How intolerably easy it is for the IDF to undermine the relative quiet that has been achieved. One assassination is enough. A single soldier at a checkpoint is capable of igniting a conflagration. When the IDF wants it, every broom opens fire. And the IDF wants it, unfortunately.

Moreover, the IDF is now being asked not only to show restraint, but also to take a series of practical steps to make life easier for the Palestinians. In the meantime, how surprising, there is no sign of this. Anyone wishing to confirm this can drive to the Hawara checkpoint and see with his own eyes the transit of cattle there, which is called a human passageway. Another example? During a two-day period at the end of the week, the IDF arrested over 50 Palestinians in the West Bank. Why exactly now?

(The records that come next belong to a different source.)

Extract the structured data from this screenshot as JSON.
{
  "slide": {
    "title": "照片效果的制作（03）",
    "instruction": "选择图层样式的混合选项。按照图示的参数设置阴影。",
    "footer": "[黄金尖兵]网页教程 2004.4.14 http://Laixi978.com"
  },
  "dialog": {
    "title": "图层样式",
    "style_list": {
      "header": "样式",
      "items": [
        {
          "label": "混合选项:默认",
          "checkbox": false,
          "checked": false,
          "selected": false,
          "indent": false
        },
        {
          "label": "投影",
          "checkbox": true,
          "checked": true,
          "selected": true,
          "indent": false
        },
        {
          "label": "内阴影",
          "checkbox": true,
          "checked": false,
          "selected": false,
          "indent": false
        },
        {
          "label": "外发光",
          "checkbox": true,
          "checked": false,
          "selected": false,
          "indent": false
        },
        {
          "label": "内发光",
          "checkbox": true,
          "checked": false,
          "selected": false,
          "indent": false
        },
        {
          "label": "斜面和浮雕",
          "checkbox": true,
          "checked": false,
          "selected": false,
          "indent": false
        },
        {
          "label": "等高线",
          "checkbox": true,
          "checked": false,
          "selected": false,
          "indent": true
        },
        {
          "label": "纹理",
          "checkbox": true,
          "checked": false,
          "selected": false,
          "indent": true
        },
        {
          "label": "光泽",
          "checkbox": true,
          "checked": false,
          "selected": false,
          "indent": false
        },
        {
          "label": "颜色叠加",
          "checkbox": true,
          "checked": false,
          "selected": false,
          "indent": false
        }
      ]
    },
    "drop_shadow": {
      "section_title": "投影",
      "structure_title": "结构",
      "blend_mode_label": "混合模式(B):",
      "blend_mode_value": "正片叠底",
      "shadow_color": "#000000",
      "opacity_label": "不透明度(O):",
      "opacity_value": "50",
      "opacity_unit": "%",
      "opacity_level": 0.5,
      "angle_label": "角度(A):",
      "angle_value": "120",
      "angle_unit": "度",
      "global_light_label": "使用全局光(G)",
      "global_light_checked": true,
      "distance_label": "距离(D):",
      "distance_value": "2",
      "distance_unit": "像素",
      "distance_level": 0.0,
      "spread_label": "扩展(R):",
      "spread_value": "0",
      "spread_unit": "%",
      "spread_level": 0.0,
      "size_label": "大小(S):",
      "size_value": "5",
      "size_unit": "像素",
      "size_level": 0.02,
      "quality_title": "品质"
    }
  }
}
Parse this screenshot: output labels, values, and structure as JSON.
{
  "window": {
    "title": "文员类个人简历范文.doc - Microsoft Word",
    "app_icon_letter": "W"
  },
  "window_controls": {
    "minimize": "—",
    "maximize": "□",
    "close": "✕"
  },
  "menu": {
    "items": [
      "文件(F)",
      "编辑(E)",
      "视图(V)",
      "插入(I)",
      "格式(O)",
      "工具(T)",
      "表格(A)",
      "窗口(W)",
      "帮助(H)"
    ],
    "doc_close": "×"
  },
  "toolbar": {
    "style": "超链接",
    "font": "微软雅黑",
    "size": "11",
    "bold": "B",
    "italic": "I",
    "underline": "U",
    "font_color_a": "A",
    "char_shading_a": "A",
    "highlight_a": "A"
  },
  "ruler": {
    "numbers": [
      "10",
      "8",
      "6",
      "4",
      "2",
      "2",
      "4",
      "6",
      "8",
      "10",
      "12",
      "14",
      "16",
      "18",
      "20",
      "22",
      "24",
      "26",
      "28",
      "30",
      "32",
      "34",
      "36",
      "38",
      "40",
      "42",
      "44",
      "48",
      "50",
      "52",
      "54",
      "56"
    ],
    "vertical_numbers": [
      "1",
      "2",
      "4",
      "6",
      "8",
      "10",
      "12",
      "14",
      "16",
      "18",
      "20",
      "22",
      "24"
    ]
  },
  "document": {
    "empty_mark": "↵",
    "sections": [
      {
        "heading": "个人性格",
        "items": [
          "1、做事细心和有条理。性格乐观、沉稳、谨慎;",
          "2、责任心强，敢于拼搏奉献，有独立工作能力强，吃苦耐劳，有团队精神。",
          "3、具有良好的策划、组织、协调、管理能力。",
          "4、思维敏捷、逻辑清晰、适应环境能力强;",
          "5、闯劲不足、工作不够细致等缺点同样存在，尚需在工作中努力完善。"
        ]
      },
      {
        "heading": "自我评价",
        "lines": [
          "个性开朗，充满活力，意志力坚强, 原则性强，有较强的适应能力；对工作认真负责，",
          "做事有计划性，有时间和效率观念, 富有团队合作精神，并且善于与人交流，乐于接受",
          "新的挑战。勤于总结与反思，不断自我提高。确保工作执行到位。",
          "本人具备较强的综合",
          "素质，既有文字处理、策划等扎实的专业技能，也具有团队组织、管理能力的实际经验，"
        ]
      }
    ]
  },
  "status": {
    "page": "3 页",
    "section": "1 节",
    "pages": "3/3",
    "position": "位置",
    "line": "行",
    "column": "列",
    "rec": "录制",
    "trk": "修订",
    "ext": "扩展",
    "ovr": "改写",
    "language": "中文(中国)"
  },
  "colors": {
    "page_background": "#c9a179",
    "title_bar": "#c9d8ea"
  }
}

"I reach out my hand in peace to our Palestinian neighbors," Ehud Olmert said in his Sde Boker speech, his most impressive speech, which promises the Palestinians half of heaven and earth. This speech is liable to be washed in blood. Perhaps the Palestinians will be to blame, but no less than this is the gnawing fear that the IDF and Shin Bet will return to their destructive patterns of action.

It is now not only a matter of the danger of renewed hostile activity, but a much more fateful question: Who rules in Israel and who is really dictating its path? During the coming weeks, Israelis should carefully monitor the developments. Let's establish a "Cease-Fire Watch," and watch to see who is once again maliciously undermining it.